Something happened this morning which will have been unnoticed by many, but which for a certain breed of radio enthusiast marks the end of an era. The BBC stopped broadcasting Radio 4 on their 198 kHz Long Wave frequency, ending over a century of transmission in the band. For now the transmitter carries a recorded message telling listeners that the service has ended, but it’s expected that this will soon be turned off.

The main 198kHz BBC transmitter, at Droitwich. Bob Nienhuis, Public domain.
American readers may be unfamiliar with Long Wave as it’s a band not allocated in their region. Covering 153 to 279 kHz, it’s a relic from the earliest days of high-power broadcasting in the 1920s, used because of the enormous distances that could be covered with its lower frequencies. The main long wave transmitter for the BBC is at Droitwich, and its demise comes because there are no more spares for its high-power transmitter tubes. It joins many Medium Wave, or AM, as it is commonly known, stations in leaving the airwaves, as increased interference from switch mode electronics and the availability of higher quality alternatives took away their listeners. It’s fair to say that there will be few whose lives are inconvenienced by the switch-off in 2026, but it’s worth taking a moment to remember.

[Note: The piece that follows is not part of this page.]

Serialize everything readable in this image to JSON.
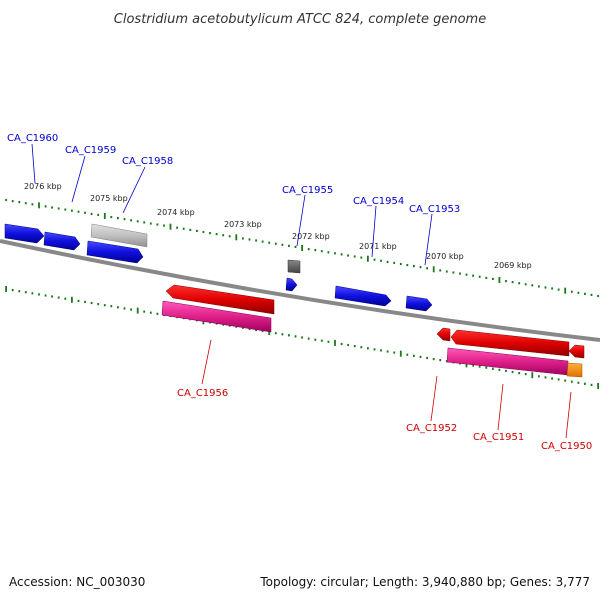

The first BBC Long Wave transmissions in the mid-1920s were on a 1600 metre wavelength, or 187.5 kHz. A series of international agreements saw them move to 193 kHz, and then 200 KHz or 1500 metres in 1934. They stayed on that frequency until another shift down 2 KHz to 198 kHz in 1988. They were atomic-controlled, and thus usable as a frequency standard. The programming started with station names redolent of their era, first the BBC National Service, then the Light Programme you’ll see on the dial in the header image, and finally the more modern-sounding Radio 4. A famous BBC programme tied to Long Wave is the Shipping Forecast, a weather bulletin for deep-sea fishermen which became cult listening on land and now features on FM and digital services too, and there’s even a probably-apocryphal tale that British nuclear submarine captains would once use its presence or absence to judge whether nuclear war had occurred.
In an Oxfordshire farmhouse not far short of fifty years ago, a young child who would later become a Hackaday writer heard a radio show like nothing before, which made an impression that continues to this day. The show was one of the earliest airings of the original Hitchhikers Guide To The Galaxy radio series, through a 1970s ITT radio tuned to BBC Radio 4 on (then) 200 kHz Long Wave. So long, Droitwich, and thanks for all the fish.